As Saudi Arabia continues its efforts to realize the objectives laid down in Vision 2030, a national plan that aims, amongst other things, to facilitate the diversification of the Kingdom’s economy, the country has been launching various initiatives and projects aimed at moving the country away from its current reliance on fossil fuels. By focusing on growing its energy and technology sector into a more sustainable and efficient one, Saudi Arabia has today created projects such as King Salman Energy Park (SPARK), which was launched in December 2018, and the country’s first-ever hydrogen fuel cell vehicle filling station, which was launched just this week.
Dhahran Techno Valley Science Park
The station, located in the Dhahran Techno Valley Science Park, has been made possible through a collaboration between Saudi Aramco and Air Products, bringing together the former’s industrial experience, facilities, and R&D capabilities with the latter’s technological know-how and experience in the field of hydrogen. According to Saudi Gazette, both organizations have created the filling station, which is set to begin operations in the second quarter of this year, to provide high-purity compressed hydrogen for a pilot fleet of Toyota Mirai fuel cell vehicles.

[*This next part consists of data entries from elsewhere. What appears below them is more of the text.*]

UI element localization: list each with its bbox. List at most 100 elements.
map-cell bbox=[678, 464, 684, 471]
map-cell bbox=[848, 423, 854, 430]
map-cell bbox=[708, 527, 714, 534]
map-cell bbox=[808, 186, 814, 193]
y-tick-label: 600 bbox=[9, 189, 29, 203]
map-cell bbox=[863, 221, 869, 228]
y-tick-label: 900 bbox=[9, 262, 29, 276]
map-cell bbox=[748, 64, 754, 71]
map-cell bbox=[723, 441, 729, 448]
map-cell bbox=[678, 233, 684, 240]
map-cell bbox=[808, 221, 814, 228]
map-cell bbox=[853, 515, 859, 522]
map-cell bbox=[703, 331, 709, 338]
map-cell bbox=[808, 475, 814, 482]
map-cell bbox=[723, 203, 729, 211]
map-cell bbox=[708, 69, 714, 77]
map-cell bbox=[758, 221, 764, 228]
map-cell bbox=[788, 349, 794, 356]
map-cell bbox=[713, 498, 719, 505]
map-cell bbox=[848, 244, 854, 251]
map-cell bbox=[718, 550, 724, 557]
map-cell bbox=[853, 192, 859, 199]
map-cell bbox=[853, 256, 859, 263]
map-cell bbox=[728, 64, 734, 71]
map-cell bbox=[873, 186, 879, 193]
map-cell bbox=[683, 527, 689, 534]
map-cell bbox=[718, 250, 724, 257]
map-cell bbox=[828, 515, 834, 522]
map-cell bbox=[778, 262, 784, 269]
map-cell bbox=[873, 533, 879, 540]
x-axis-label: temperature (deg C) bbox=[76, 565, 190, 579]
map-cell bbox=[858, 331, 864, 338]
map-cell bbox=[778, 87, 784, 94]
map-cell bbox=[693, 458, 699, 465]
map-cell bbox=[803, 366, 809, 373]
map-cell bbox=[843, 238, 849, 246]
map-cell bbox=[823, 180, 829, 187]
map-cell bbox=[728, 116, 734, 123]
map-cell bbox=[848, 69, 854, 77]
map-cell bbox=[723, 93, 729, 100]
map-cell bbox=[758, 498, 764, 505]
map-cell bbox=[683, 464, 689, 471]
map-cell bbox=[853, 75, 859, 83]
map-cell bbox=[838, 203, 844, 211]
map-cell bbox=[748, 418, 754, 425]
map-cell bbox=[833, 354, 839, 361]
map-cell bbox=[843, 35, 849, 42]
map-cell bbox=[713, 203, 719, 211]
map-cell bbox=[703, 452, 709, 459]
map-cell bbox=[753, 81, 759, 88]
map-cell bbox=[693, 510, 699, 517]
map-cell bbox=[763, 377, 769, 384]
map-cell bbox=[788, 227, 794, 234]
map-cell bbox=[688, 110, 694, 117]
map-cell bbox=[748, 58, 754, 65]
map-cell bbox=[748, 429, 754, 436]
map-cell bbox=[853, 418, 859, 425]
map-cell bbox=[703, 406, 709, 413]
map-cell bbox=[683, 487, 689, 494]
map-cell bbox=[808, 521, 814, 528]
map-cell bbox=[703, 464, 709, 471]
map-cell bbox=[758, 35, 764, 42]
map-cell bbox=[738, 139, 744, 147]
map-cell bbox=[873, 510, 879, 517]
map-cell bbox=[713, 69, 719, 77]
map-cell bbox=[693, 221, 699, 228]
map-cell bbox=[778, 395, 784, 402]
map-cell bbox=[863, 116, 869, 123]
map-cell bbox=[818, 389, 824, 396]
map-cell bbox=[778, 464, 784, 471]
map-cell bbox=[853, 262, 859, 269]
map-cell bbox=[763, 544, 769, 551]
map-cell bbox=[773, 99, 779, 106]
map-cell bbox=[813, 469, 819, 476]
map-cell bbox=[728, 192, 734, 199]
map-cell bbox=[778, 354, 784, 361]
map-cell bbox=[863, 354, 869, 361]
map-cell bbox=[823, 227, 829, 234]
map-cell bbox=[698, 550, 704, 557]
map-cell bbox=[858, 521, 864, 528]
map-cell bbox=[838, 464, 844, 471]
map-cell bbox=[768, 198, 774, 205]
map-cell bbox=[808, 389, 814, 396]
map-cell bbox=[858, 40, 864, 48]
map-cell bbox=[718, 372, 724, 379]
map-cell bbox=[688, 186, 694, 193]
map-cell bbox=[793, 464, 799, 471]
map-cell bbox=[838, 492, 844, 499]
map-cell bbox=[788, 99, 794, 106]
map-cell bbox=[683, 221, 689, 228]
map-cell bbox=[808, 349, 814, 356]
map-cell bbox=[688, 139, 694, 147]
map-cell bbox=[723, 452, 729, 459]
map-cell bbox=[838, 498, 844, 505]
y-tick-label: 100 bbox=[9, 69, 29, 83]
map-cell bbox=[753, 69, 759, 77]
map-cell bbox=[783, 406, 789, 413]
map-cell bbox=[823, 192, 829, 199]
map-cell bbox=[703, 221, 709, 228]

This initial phase will allow both parties to collect valuable data that will be used to assess future applications of this emerging transport technology in Saudi Arabia.
Ahmad O. Al Khowaiter
Speaking to the news site, Ahmad O. Al Khowaiter, chief technology officer of Saudi Aramco, said, “Hydrogen fuel cells offer an effective means for the electrification of transport while maintaining easy, 5-minute refueling and long driving ranges […] The use of hydrogen derived from oil or gas to power fuel cell electric vehicles represents an exciting opportunity to expand the use of oil in clean transport.”
Last year, Saudi Arabia embarked on launching a series of projects aimed at diversifying its energy resources. The largest one announced to date has been its collaboration with Japan’s Softbank, the giant venture capital fund, which is set to build the world’s largest solar power project, estimated to cost $200 billion US dollars.